Becoming a mom is an exciting as well as scary time in a woman’s life, perhaps even more so for someone with a spinal cord injury. In honor of Mother’s Day, we asked a mom with a spinal cord injury to tell us about her decision and experiences. Here’s what she had to say.
I am a C5/6 complete SCI mother of two grown kids. I was injured at the age of 22. I had never planned on being a mom after my injury. How could I? I needed daily help taking care of myself. Meeting the needs of a child would be impossible. The unexpected pregnancy of our first child brought feelings of the most incredible joy coupled with sheer terror and guilt. Will I be able to take care of this child? Will my disability get in the way of them growing up healthy and happy? As with most people with disabilities facing a challenge, you figure out ways to adjust. Fortunately, my husband always had faith that everything would work out, and it did. After a couple of years, we decided to have another child and life got even busier.
I wanted to be everything to my kids. So having to rely on someone to get a crying baby out of the crib or scoop up toddler if they fell – because I couldn’t – was heartbreaking. When my kids were toddlers, I had any/all items for baby-proofing the house: baby leash, play pen, etc. Trying to catch an escaping toddler or pry dish detergent out of a clenched fist is impossible for me. Safety trumps happiness when push comes to shove. Instead of a changing table, I used a regular table that I could wheel under. If hand function is limited, opt for or modify to Velcro vs. buttons/laces. Websites like facingdisability.com and lookingglass.org were also very helpful.
As my kids got older, my challenges turned to things like not freaking out when they accidentally spilled something that I couldn’t clean up. When I would attend a sporting event, volunteer at school, or have play dates, I often felt pulled out of my comfort zone. I needed to be visible and be completely OK with that, even when my anxiety was off the charts. I never wanted my kids to be embarrassed by me or worry about me. To do that, they needed to feel that I was OK, as did the people around them.
The biggest challenge for me as a mom was keeping my frustrations with my disability from being transferred to my son or daughter. Is my reaction appropriate? Or is it more about my shortcomings related to my disability? I cannot do certain things just like other moms. The more I could accept that and roll with the frustration, the more relaxed and calm my kids were. I wish I could say I was always able to do that.

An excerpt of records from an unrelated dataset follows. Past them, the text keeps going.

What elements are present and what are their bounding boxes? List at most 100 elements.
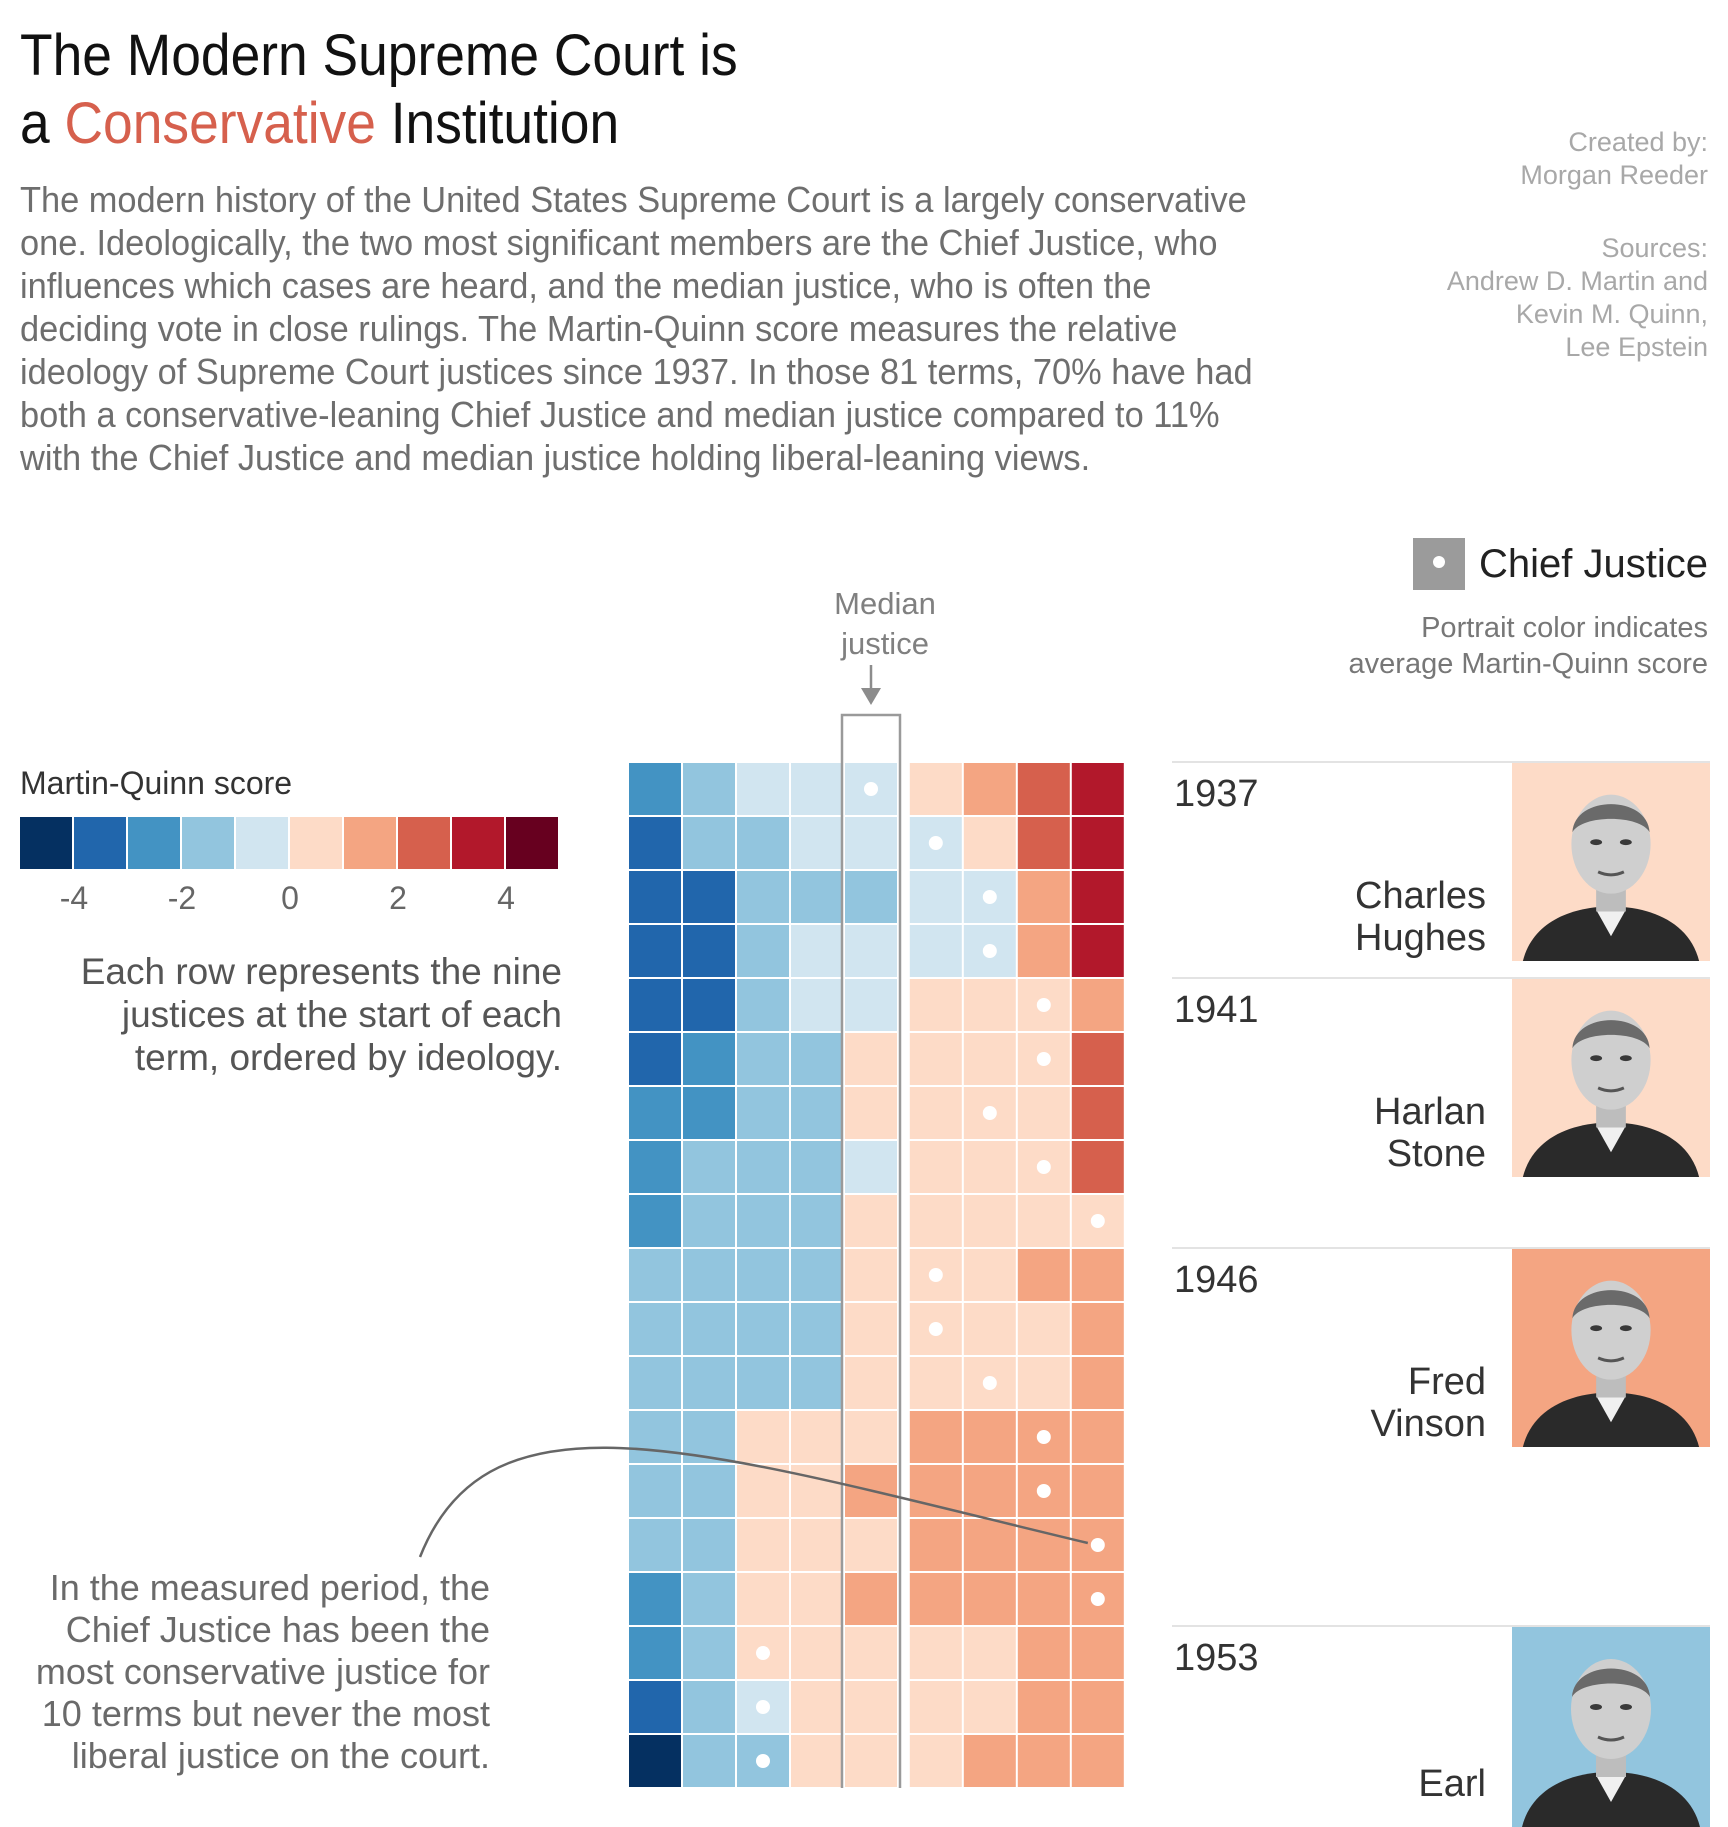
- chief-justice-legend: Chief Justice Portrait color indicates a…: [1349, 538, 1708, 682]
- chief-justice-key: Chief Justice: [1349, 538, 1708, 590]
- heatmap-cell: [683, 1141, 735, 1193]
- heatmap-cell: [963, 1303, 1016, 1355]
- chief-first-name: Harlan: [1374, 1091, 1486, 1133]
- heatmap-cell: [845, 1627, 897, 1679]
- heatmap-cell: [683, 1627, 735, 1679]
- heatmap-cell: [737, 1087, 789, 1139]
- heatmap-cell: [791, 1519, 843, 1571]
- source-line-3: Lee Epstein: [1565, 332, 1708, 362]
- heatmap-cell: [845, 1411, 897, 1463]
- chief-justice-dot: [982, 944, 997, 958]
- heatmap-cell: [1017, 1357, 1070, 1409]
- heatmap-cell: [963, 1141, 1016, 1193]
- heatmap-cell: [683, 1303, 735, 1355]
- chief-justice-dot: [756, 1646, 770, 1660]
- heatmap-cell: [683, 979, 735, 1031]
- heatmap-cell: [629, 1195, 681, 1247]
- heatmap-cell: [845, 1357, 897, 1409]
- heatmap-cell: [1017, 1249, 1070, 1301]
- heatmap-cell: [791, 871, 843, 923]
- portrait-silhouette-icon: [1522, 1280, 1700, 1447]
- title-highlight: Conservative: [64, 91, 376, 156]
- median-label-line-2: justice: [841, 626, 929, 661]
- heatmap-cell: [683, 1195, 735, 1247]
- heatmap-cell: [845, 1519, 897, 1571]
- heatmap-cell: [629, 979, 681, 1031]
- chief-first-name: Fred: [1407, 1361, 1486, 1403]
- heatmap-cell: [683, 1681, 735, 1733]
- heatmap-cell: [1017, 1303, 1070, 1355]
- heatmap-cell: [737, 1519, 789, 1571]
- heatmap-cell: [963, 1627, 1016, 1679]
- chief-justice-dot: [982, 1106, 997, 1120]
- source-line-2: Kevin M. Quinn,: [1515, 299, 1708, 329]
- heatmap-cell: [845, 1249, 897, 1301]
- heatmap-cell: [1071, 1465, 1124, 1517]
- heatmap-cell: [1017, 1735, 1070, 1787]
- heatmap-cell: [683, 1249, 735, 1301]
- heatmap-cell: [1017, 817, 1070, 869]
- title-suffix: Institution: [375, 91, 620, 156]
- heatmap-cell: [909, 1195, 962, 1247]
- scale-swatch: [290, 817, 342, 869]
- scale-swatch: [452, 817, 504, 869]
- heatmap-cell: [1071, 1627, 1124, 1679]
- heatmap-cell: [1071, 979, 1124, 1031]
- heatmap-cell: [629, 817, 681, 869]
- heatmap-cell: [909, 1033, 962, 1085]
- heatmap-cell: [845, 925, 897, 977]
- heatmap-cell: [909, 1735, 962, 1787]
- chief-name: Harlan Stone: [1266, 1091, 1486, 1175]
- heatmap-cell: [683, 1357, 735, 1409]
- scale-swatch: [74, 817, 126, 869]
- heatmap-cell: [909, 1627, 962, 1679]
- heatmap-cell: [1017, 925, 1070, 977]
- chief-first-name: Earl: [1418, 1763, 1486, 1805]
- heatmap-cell: [683, 1465, 735, 1517]
- created-by-label: Created by:: [1568, 127, 1708, 157]
- portrait-silhouette-icon: [1522, 1010, 1700, 1177]
- justice-heatmap: [418, 665, 1124, 1788]
- heatmap-cell: [629, 1573, 681, 1625]
- chief-last-name: Hughes: [1355, 917, 1486, 959]
- chief-portrait: [1512, 763, 1710, 961]
- heatmap-cell: [963, 1519, 1016, 1571]
- chief-justice-dot: [756, 1700, 770, 1714]
- heatmap-cell: [737, 1249, 789, 1301]
- heatmap-cell: [1071, 925, 1124, 977]
- chief-last-name: Vinson: [1370, 1403, 1486, 1445]
- heatmap-cell: [629, 1681, 681, 1733]
- heatmap-cell: [909, 1573, 962, 1625]
- heatmap-cell: [845, 1195, 897, 1247]
- created-by-block: Created by: Morgan Reeder: [1368, 126, 1708, 192]
- heatmap-cell: [1017, 1087, 1070, 1139]
- heatmap-cell: [845, 1303, 897, 1355]
- chief-justice-entry: 1937 Charles Hughes: [1172, 761, 1710, 979]
- chief-justice-dot: [928, 836, 943, 850]
- heatmap-cell: [791, 1411, 843, 1463]
- heatmap-cell: [1017, 1627, 1070, 1679]
- heatmap-cell: [845, 1681, 897, 1733]
- chief-justice-dot: [1036, 1484, 1051, 1498]
- heatmap-cell: [909, 871, 962, 923]
- heatmap-cell: [963, 1033, 1016, 1085]
- heatmap-cell: [683, 871, 735, 923]
- chief-justice-dot: [1090, 1214, 1105, 1228]
- heatmap-cell: [737, 1357, 789, 1409]
- heatmap-cell: [629, 1303, 681, 1355]
- chief-justice-dot: [1036, 998, 1051, 1012]
- heatmap-cell: [845, 1033, 897, 1085]
- heatmap-cell: [629, 1357, 681, 1409]
- heatmap-cell: [909, 1519, 962, 1571]
- heatmap-cell: [629, 1141, 681, 1193]
- color-scale-bar: [20, 817, 560, 869]
- heatmap-cell: [629, 1519, 681, 1571]
- chief-justice-swatch: [1413, 538, 1466, 590]
- heatmap-cell: [683, 925, 735, 977]
- heatmap-cell: [1071, 1735, 1124, 1787]
- heatmap-cell: [909, 925, 962, 977]
- heatmap-cell: [629, 763, 681, 815]
- heatmap-cell: [737, 925, 789, 977]
- heatmap-cell: [845, 1141, 897, 1193]
- portrait-silhouette-icon: [1522, 1659, 1700, 1827]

Through the years, I have been incredibly fortunate to be the recipient of ‘best mom’ cards, thoughtful homemade gifts, hugs, and kisses. My children have grown to be kind, generous, well-adjusted young adults with goals for their future, in spite of all my misgivings in the beginning. I am so proud and love them with all my heart! They have challenged me to be a better person. Mothering has its ups and downs, but it’s filled my life with happiness.